The following analysis was written by an experienced lawyer on condition of anonymity:

Audrey White is a campaigning socialist and feminist from Liverpool.  She is well-known in Labour circles as a former manager of a fashion store in the city, who in 1983 fought a highly effective campaign against sexual harassment in the workplace.  In 2017 Audrey was acclaimed as one of the TUC’s 150 heroes and heroines of the Trade Union movement; and has been nominated by TUC general secretary Frances O’Grady, speaking on BBC’s Radio 4 Today programme, as one of the UK’s five most influential women in challenging sexual inequality and sexual harassment.

By strange co-incidence, the Labour party’s expulsion letter arrived just three days after Audrey had addressed a very public reprimand to a stony-faced Keir Starmer in a café in Liverpool for causing deep offence to the people of Liverpool by writing a column for the S*n newspaper – and casually jettisoning the socialist policy pledges he had made during his leadership campaign in Spring 2020.

The GLU’s case against Audrey goes back more than 18 months, and reached its disgraceful conclusion just days after the long-awaited publication of Martin Forde QC’s report into the workings of the Labour Party. Highly relevant is Forde’s hard-hitting section on the Party’s (mis)management of its disciplinary processes, in which he sternly criticises:

successive systems procedure [being] unfit for purpose and susceptible to factional interference and manipulation;
the continued use of administrative suspension for prolonged periods; and
administrative suspension used purely for factional advantage

Audrey’s case is an outstanding example of the incompetent and prejudicial case management Forde was referring to. If the case – her expulsion for association with a group that she could legitimately associate with at the time she did it – seems confusing and nonsensical, I would like you to imagine that:

– a tennis club has a rule that members may only smoke in the so-called “Rear Garden”
– On 30 June 2021 the club changes the rule to prohibit smoking altogether on the club’s premises
– On 25 July 2021 the club decides to expel member Mr S for smoking in the Rear Garden on 31 March, three months before the rule change came into force
– It turns out that as well as being an occasional smoker, Mr S has been a vocal critic of the club’s poor track record in promoting outreach to local state schools; its elitism; and its sycophantic cultivation of wealthy benefactors

Against that background, the Club’s action against Mr S appears not only to be legally illogical and nonsensical, but also malicious and vindictive.

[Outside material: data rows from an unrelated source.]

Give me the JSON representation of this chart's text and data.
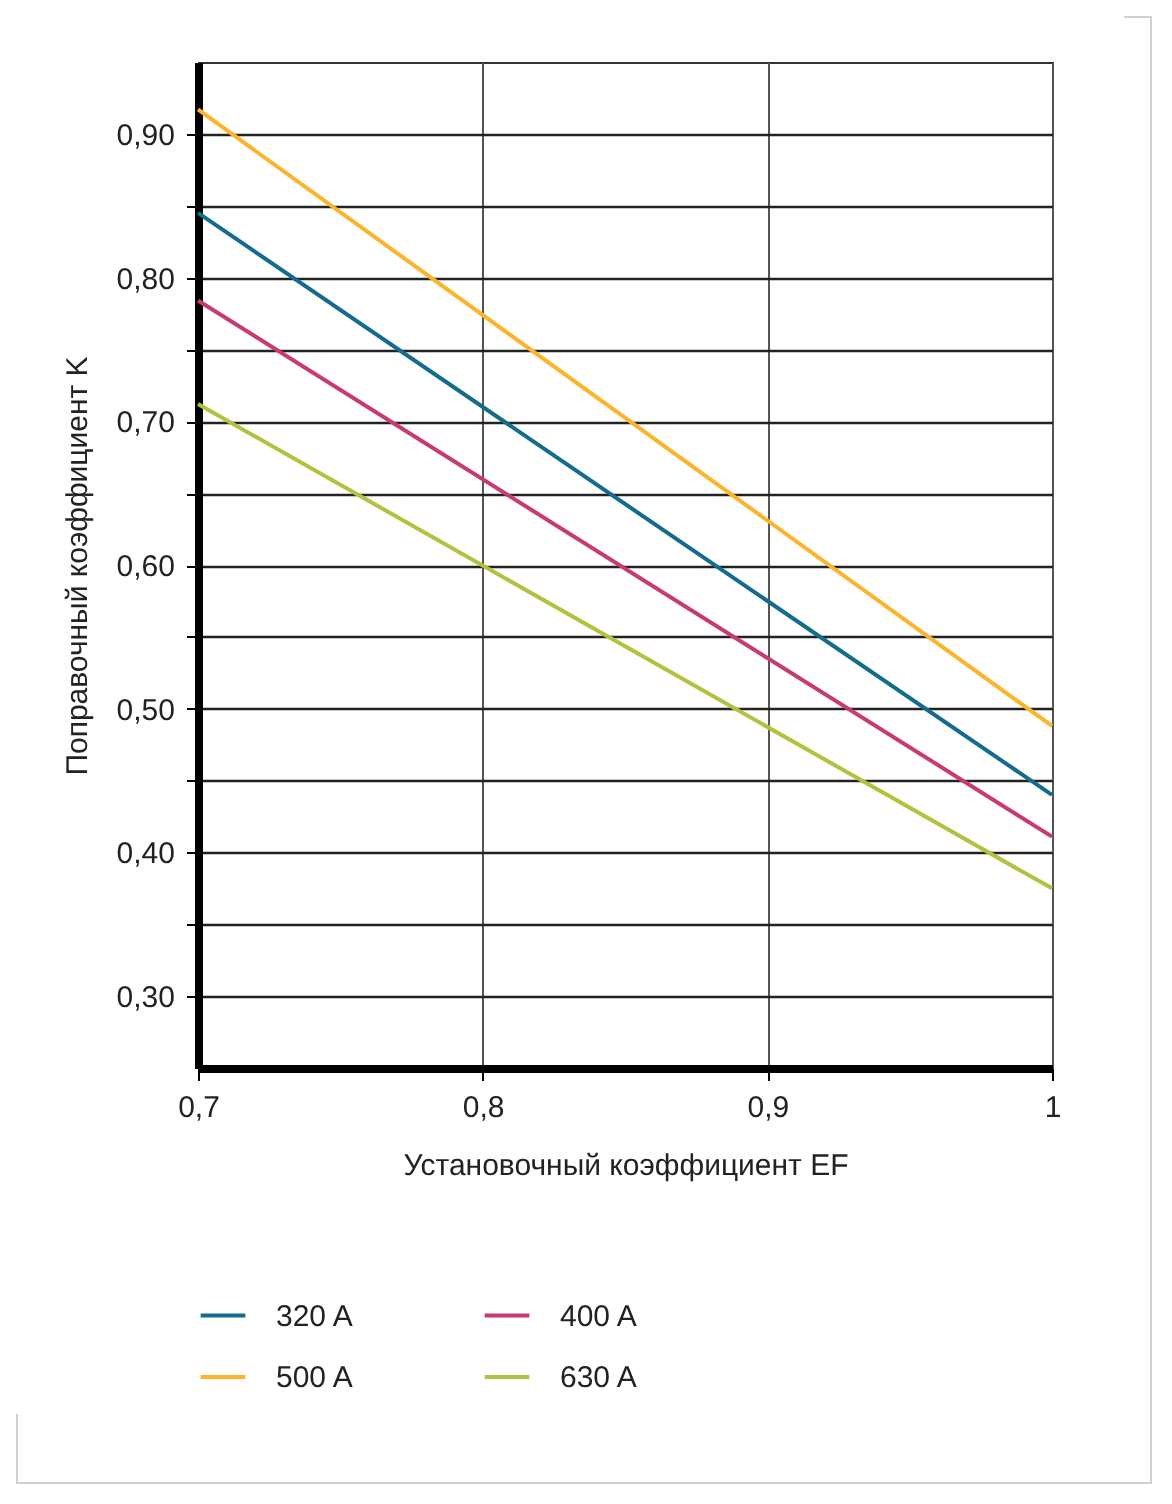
{
  "chart_data": {
    "type": "line",
    "xlabel": "Установочный коэффициент EF",
    "ylabel": "Поправочный коэффициент K",
    "x": [
      0.7,
      1.0
    ],
    "series": [
      {
        "name": "320 A",
        "color": "#136c8c",
        "values": [
          0.845,
          0.44
        ]
      },
      {
        "name": "400 A",
        "color": "#c83a74",
        "values": [
          0.784,
          0.411
        ]
      },
      {
        "name": "500 A",
        "color": "#fdb42a",
        "values": [
          0.917,
          0.488
        ]
      },
      {
        "name": "630 A",
        "color": "#b3c13f",
        "values": [
          0.712,
          0.375
        ]
      }
    ],
    "xlim": [
      0.7,
      1.0
    ],
    "xticks": [
      {
        "value": 0.7,
        "label": "0,7"
      },
      {
        "value": 0.8,
        "label": "0,8"
      },
      {
        "value": 0.9,
        "label": "0,9"
      },
      1
    ],
    "ylim": [
      0.25,
      0.95
    ],
    "yticks": [
      {
        "value": 0.3,
        "label": "0,30"
      },
      {
        "value": 0.35,
        "label": null
      },
      {
        "value": 0.4,
        "label": "0,40"
      },
      {
        "value": 0.45,
        "label": null
      },
      {
        "value": 0.5,
        "label": "0,50"
      },
      {
        "value": 0.55,
        "label": null
      },
      {
        "value": 0.6,
        "label": "0,60"
      },
      {
        "value": 0.65,
        "label": null
      },
      {
        "value": 0.7,
        "label": "0,70"
      },
      {
        "value": 0.75,
        "label": null
      },
      {
        "value": 0.8,
        "label": "0,80"
      },
      {
        "value": 0.85,
        "label": null
      },
      {
        "value": 0.9,
        "label": "0,90"
      }
    ],
    "grid": true,
    "legend": "bottom",
    "marker": "none",
    "line_style": "solid"
  }
}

So it is with the Labour Party’s treatment of Audrey, whose offence is not being an occasional smoker, but a vocal critic of the current leadership. Instead of taking responsibility for its own original case, the GLU preferred to scrabble around the internet in search of trivia, desperate to find any pretext for the summary expulsion of a long-standing member and courageous and popular activist.

Still undeterred, Audrey responded on 31 January with a detailed defence to the new charge, explaining the patently unlawful and illogical nature of her anticipated “retrospective exclusion”.  There then followed another half-year of silence.  Now the party wants people to believe that on or around 29 July – just after Audrey’s encounter with Starmer – the GLU’s case manager reviewed the file and just happened to notice that Audrey hadn’t been informed of her expulsion back in February. Make of that what you will.

As soon as the Forde Report was published on 19 July, prominent NEC member Luke Akehurst tweeted rather indignantly that “the new disciplinary process is working well”.  Audrey’s case demonstrates that the opposite is true – as her own lawyer has said, the GLU’s conduct of it stinks of bad faith, with scant regard for even the most basic standards to be expected of any professional organisation. 

The simple truth is that the so-called “Governance and Legal Unit” is a million miles from the professionally independent “civil service” that Martin Forde advises it ought to be.  The GLU brings Labour into disrepute.